More Children In North Yorkshire Are Being Helped By The NSPCC.
7:54am 22nd October 2013
The NSPCC’s helpline is assisting more children suffering from abuse or neglect in Yorkshire and the Humber.
Last year the free, 24-hour helpline dealt with 2,153 reports about children in the Yorkshire and Humber region where there were concerns about them potentially being so badly abused or neglected, they had to be referred to social services or police for further investigation. Many of these involved children under five say the NSPCC. They say that this is an increase of nearly 19% on the previous year (1,813 contacts). In North Yorkshire there has been a 14% increase in referrals from 242 to 276, say the NSPCC.
John Cameron, head of the NSPCC helpline, said: “These figures do not necessarily represent more abuse or neglect in the region, but are likely to show that people are more willing to take action and pick up the phone following recent shocking cases.
“It’s encouraging that people feel they have a responsibility for vulnerable children and are acting to report their concerns. We urge the public and professionals to continue to act on their instincts when they feel something could be wrong, and not wait until they are certain.
“We work closely with local authorities who take the next, vital step in protecting these children and we want to support and advise anyone working with children and enable them to take urgent action when necessary. It’s extremely worrying that nationally half of our referrals involve children under five, including babies, who rely on adults to speak out on their behalf. “
The NSPCC say that one woman who contacted the helpline about a family living in extreme conditions told a counsellor: “There are flies and maggots in some of the rooms. The house is full of unwashed clothes and mess. Their pet dog lives in their bathroom. The whole house stinks of dog’s urine. The young child can’t play anywhere as there is so much mess everywhere.”
And, they add, a neighbour worried about children aged four and seven said: “The children often go round to other houses in the street asking for money or something to eat for dinner because the mum and dad spend their money on drink and drugs. I find this appalling.”
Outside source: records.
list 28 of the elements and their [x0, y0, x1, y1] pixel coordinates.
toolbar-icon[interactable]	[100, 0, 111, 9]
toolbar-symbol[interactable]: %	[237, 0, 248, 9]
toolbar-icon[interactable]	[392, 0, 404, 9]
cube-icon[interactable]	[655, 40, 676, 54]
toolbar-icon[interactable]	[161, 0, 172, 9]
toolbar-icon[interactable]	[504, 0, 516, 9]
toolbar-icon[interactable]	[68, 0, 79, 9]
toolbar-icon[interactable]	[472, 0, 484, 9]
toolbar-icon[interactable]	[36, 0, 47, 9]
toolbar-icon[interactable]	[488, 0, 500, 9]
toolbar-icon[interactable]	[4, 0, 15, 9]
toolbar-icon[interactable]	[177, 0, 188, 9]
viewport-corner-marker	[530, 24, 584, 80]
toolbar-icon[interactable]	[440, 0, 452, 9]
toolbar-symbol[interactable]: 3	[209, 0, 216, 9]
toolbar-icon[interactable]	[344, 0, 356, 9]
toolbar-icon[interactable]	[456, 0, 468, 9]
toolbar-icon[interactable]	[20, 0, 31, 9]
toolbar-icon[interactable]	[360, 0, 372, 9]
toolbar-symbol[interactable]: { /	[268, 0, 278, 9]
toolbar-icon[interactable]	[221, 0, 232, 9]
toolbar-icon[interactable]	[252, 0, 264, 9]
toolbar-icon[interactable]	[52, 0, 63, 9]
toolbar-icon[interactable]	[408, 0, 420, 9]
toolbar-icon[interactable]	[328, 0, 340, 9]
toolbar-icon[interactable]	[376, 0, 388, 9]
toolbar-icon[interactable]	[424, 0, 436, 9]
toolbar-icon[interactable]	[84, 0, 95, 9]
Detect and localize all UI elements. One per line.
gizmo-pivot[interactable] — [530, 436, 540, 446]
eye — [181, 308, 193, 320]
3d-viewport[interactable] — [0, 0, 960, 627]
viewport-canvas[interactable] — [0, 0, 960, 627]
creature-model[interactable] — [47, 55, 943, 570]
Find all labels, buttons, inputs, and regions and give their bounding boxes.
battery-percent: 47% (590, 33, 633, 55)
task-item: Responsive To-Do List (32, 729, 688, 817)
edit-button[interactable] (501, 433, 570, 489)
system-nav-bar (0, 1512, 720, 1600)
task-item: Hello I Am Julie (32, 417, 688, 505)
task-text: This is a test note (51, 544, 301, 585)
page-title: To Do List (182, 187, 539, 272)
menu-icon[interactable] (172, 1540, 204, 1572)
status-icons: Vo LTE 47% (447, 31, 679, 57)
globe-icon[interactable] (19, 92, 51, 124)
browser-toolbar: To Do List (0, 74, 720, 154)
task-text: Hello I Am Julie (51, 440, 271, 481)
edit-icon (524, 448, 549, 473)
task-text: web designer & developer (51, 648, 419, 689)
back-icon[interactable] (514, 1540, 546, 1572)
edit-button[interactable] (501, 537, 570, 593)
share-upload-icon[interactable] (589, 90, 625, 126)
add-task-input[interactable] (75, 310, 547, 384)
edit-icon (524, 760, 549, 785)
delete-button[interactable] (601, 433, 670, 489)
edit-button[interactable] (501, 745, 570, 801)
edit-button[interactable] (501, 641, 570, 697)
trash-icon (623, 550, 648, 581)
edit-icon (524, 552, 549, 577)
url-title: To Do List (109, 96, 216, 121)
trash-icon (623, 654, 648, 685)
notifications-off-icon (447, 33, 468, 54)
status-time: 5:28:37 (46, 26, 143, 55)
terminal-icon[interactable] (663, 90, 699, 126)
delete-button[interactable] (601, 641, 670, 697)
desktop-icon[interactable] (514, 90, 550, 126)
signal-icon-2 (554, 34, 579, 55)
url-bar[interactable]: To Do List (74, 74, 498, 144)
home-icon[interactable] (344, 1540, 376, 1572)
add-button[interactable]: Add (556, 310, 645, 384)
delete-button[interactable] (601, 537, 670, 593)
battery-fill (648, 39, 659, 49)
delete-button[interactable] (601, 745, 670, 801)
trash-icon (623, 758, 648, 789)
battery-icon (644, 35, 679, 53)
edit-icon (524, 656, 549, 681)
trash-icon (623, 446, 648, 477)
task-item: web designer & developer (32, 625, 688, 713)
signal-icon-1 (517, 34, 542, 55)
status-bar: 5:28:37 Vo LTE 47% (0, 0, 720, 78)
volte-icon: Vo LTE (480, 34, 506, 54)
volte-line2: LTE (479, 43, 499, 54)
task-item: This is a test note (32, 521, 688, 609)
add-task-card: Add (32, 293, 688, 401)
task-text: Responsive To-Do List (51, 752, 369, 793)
These referrals (where a child’s information is passed onto social services or the police for further action) make up part of the 50,989 contacts in total nationally from the public who were worried about children’s welfare, say the NSPCC.
The organisation says that during 2012-13 more than 91,000 children were protected from abuse following calls to the helpline. Calls sometimes involve more than one child.
Alongside its main helpline the NSPCC has also set up 29 dedicated helplines including:
- Operation Yewtree (child abuse by late Jimmy Savile and others)
- Operation Pallial (child abuse in North Wales children’s homes)
- Operation Fernbridge (child abuse in Elm Guest House by prominent men)
In addition, the NSPCC helpline has worked closely with the Crimestoppers, NAPAC, the Royal College of Midwives and community groups such as Daughters of Eve.